The militant commander, who was about 40, lost a leg in a landmine blast during fighting in the 1990s but that didn’t dampen his zeal for jihad, or holy war.
“He was very kind to us but very brutal to enemies,” a close aide to Mullah Dadullah told Reuters on Sunday. Mullah is a title for a Muslim cleric that many senior Taliban use.
Dadullah was an ethnic Pashtun from the southern province of Uruzgan and studied in Kandahar.
During the Taliban’s 1996-2001 rule he earned a reputation as a ruthless commander who ordered revenge massacres of Shia Muslim ethnic minority Hazara people in Afghanistan’s central highlands.
Towards the end of Taliban rule he was put in charge of the north of the country where most people loathed the hardline Islamists.
An enthusiastic enforcer of the Taliban’s strict Islamic code, residents of the north said Dadullah made a point of throwing the first stone on the many occasions he sentenced women to death by stoning for “prostitution”.
That crime was often used as a pretext for executing women said to have sympathies with the opposition Northern Alliance, residents said.
Another of his favorite tactics was to burn villages to the ground if he suspected them of helping the Northern Alliance.
Days before the fall of the northern city of Mazar-i-Sharif to U.S.-backed forces in November 2001, residents said he rounded up some farmers and had them hung from lamp-posts on suspicion that they were opposition supporters and as a warning to others.
But in late 2001, with the Taliban regime crumbling, opposition forces let Dadullah slip out of their hands after the hated commander was surrounded in the northeastern Taliban stronghold of Kunduz.
Weeks later he surfaced, vowing the Taliban would regroup and regain power.

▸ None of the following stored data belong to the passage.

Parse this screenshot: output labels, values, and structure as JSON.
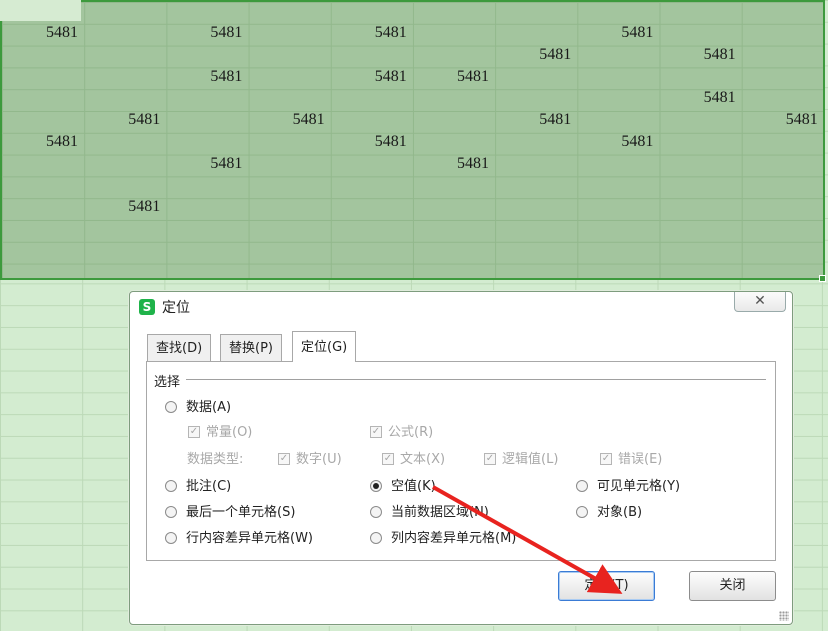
{
  "sheet": {
    "cell_value": "5481",
    "cells": [
      [
        0,
        0
      ],
      [
        0,
        2
      ],
      [
        0,
        4
      ],
      [
        0,
        7
      ],
      [
        1,
        6
      ],
      [
        1,
        8
      ],
      [
        2,
        2
      ],
      [
        2,
        4
      ],
      [
        2,
        5
      ],
      [
        3,
        8
      ],
      [
        4,
        1
      ],
      [
        4,
        3
      ],
      [
        4,
        6
      ],
      [
        4,
        9
      ],
      [
        5,
        0
      ],
      [
        5,
        4
      ],
      [
        5,
        7
      ],
      [
        6,
        2
      ],
      [
        6,
        5
      ],
      [
        8,
        1
      ]
    ]
  },
  "dialog": {
    "title": "定位",
    "logo_letter": "S",
    "close_glyph": "✕",
    "tabs": [
      {
        "label": "查找(D)",
        "active": false
      },
      {
        "label": "替换(P)",
        "active": false
      },
      {
        "label": "定位(G)",
        "active": true
      }
    ],
    "group_label": "选择",
    "options": {
      "data": {
        "label": "数据(A)",
        "checked": false
      },
      "constants": {
        "label": "常量(O)",
        "checked": true,
        "enabled": false
      },
      "formulas": {
        "label": "公式(R)",
        "checked": true,
        "enabled": false
      },
      "data_types_label": "数据类型:",
      "numbers": {
        "label": "数字(U)",
        "checked": true,
        "enabled": false
      },
      "text": {
        "label": "文本(X)",
        "checked": true,
        "enabled": false
      },
      "logicals": {
        "label": "逻辑值(L)",
        "checked": true,
        "enabled": false
      },
      "errors": {
        "label": "错误(E)",
        "checked": true,
        "enabled": false
      },
      "comments": {
        "label": "批注(C)",
        "checked": false
      },
      "blanks": {
        "label": "空值(K)",
        "checked": true
      },
      "visible_cells": {
        "label": "可见单元格(Y)",
        "checked": false
      },
      "last_cell": {
        "label": "最后一个单元格(S)",
        "checked": false
      },
      "current_region": {
        "label": "当前数据区域(N)",
        "checked": false
      },
      "objects": {
        "label": "对象(B)",
        "checked": false
      },
      "row_differences": {
        "label": "行内容差异单元格(W)",
        "checked": false
      },
      "column_differences": {
        "label": "列内容差异单元格(M)",
        "checked": false
      }
    },
    "buttons": {
      "locate": "定位(T)",
      "close": "关闭"
    }
  },
  "annotation": {
    "arrow_color": "#e8231f"
  }
}
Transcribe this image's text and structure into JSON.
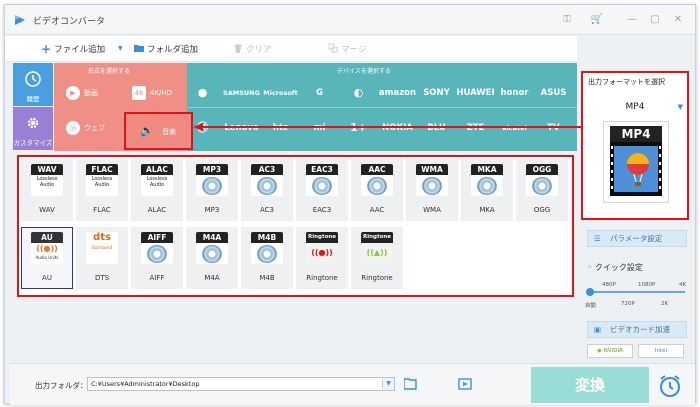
{
  "app": {
    "title": "ビデオコンバータ"
  },
  "toolbar": {
    "add_file": "ファイル追加",
    "add_folder": "フォルダ追加",
    "clear": "クリア",
    "merge": "マージ"
  },
  "sidebar": {
    "history": "履歴",
    "custom": "カスタマイズ"
  },
  "categories": {
    "section_label": "形式を選択する",
    "video": "動画",
    "hd": "4K/HD",
    "web": "ウェブ",
    "music": "音楽"
  },
  "devices": {
    "section_label": "デバイスを選択する",
    "row1": [
      "",
      "SAMSUNG",
      "Microsoft",
      "G",
      "",
      "amazon",
      "SONY",
      "HUAWEI",
      "honor",
      "ASUS"
    ],
    "row2": [
      "",
      "Lenovo",
      "htc",
      "mi",
      "",
      "NOKIA",
      "BLU",
      "ZTE",
      "alcatel",
      "TV"
    ]
  },
  "formats": [
    {
      "badge": "WAV",
      "name": "WAV",
      "kind": "lossless"
    },
    {
      "badge": "FLAC",
      "name": "FLAC",
      "kind": "lossless"
    },
    {
      "badge": "ALAC",
      "name": "ALAC",
      "kind": "lossless"
    },
    {
      "badge": "MP3",
      "name": "MP3",
      "kind": "disc"
    },
    {
      "badge": "AC3",
      "name": "AC3",
      "kind": "disc"
    },
    {
      "badge": "EAC3",
      "name": "EAC3",
      "kind": "disc"
    },
    {
      "badge": "AAC",
      "name": "AAC",
      "kind": "disc"
    },
    {
      "badge": "WMA",
      "name": "WMA",
      "kind": "disc"
    },
    {
      "badge": "MKA",
      "name": "MKA",
      "kind": "disc"
    },
    {
      "badge": "OGG",
      "name": "OGG",
      "kind": "disc"
    },
    {
      "badge": "AU",
      "name": "AU",
      "kind": "au",
      "selected": true
    },
    {
      "badge": "dts",
      "name": "DTS",
      "kind": "dts"
    },
    {
      "badge": "AIFF",
      "name": "AIFF",
      "kind": "disc"
    },
    {
      "badge": "M4A",
      "name": "M4A",
      "kind": "disc"
    },
    {
      "badge": "M4B",
      "name": "M4B",
      "kind": "disc"
    },
    {
      "badge": "Ringtone",
      "name": "Ringtone",
      "kind": "apple"
    },
    {
      "badge": "Ringtone",
      "name": "Ringtone",
      "kind": "android"
    }
  ],
  "lossless_text": "Lossless Audio",
  "au_sub": "Audio Units",
  "dts_sub": "Surround",
  "output_panel": {
    "header": "出力フォーマットを選択",
    "selected": "MP4",
    "art_label": "MP4"
  },
  "parameters": "パラメータ設定",
  "quick": {
    "title": "クイック設定",
    "top_marks": [
      "480P",
      "1080P",
      "4K"
    ],
    "bottom_marks": [
      "自動",
      "720P",
      "2K"
    ]
  },
  "gpu": {
    "label": "ビデオカード加速",
    "nvidia": "NVIDIA",
    "intel": "Intel"
  },
  "output": {
    "label": "出力フォルダ：",
    "path": "C:¥Users¥Administrator¥Desktop"
  },
  "convert": "変換",
  "colors": {
    "accent_red": "#e0131a",
    "coral": "#ef8f85",
    "teal": "#58b5b9",
    "blue": "#3a8fd8",
    "convert": "#9adcd8"
  }
}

A member of the Taliban’s 10-man leadership council, Dadullah took charge of Taliban military operations in the south of the country in 2004. He was known for personally taking part in fighting.
He also seemed to relish media attention and was the only Taliban commander who would not hide his heavily bearded face and turbaned head while being interviewed.
In recent years he championed suicide bombing, encouraging youngsters to sign up for missions and taunting foreign forces who he said were cowed in the face of suicide attacks.
“Infidels cannot do anything about suicide attacks ... they are cowards while we Muslims are making sacrifices for the independence of the country,” he told Reuters by telephone last year.
During protests last year against Danish newspaper cartoons of the Prophet Mohammad, he was reported to have offered 5 kg of gold to anyone who killed a Danish soldier.
Apparently copying tactics of Iraqi insurgents, Dadullah was also directly involved in the kidnapping of foreigners.
He copied another gruesome tactic widely used in Iraq: “He was the one who began beheadings in Afghanistan,” his aide said.
But the aide insisted Dadullah could also be kind.
“He used to bake bread for his colleagues,” he said.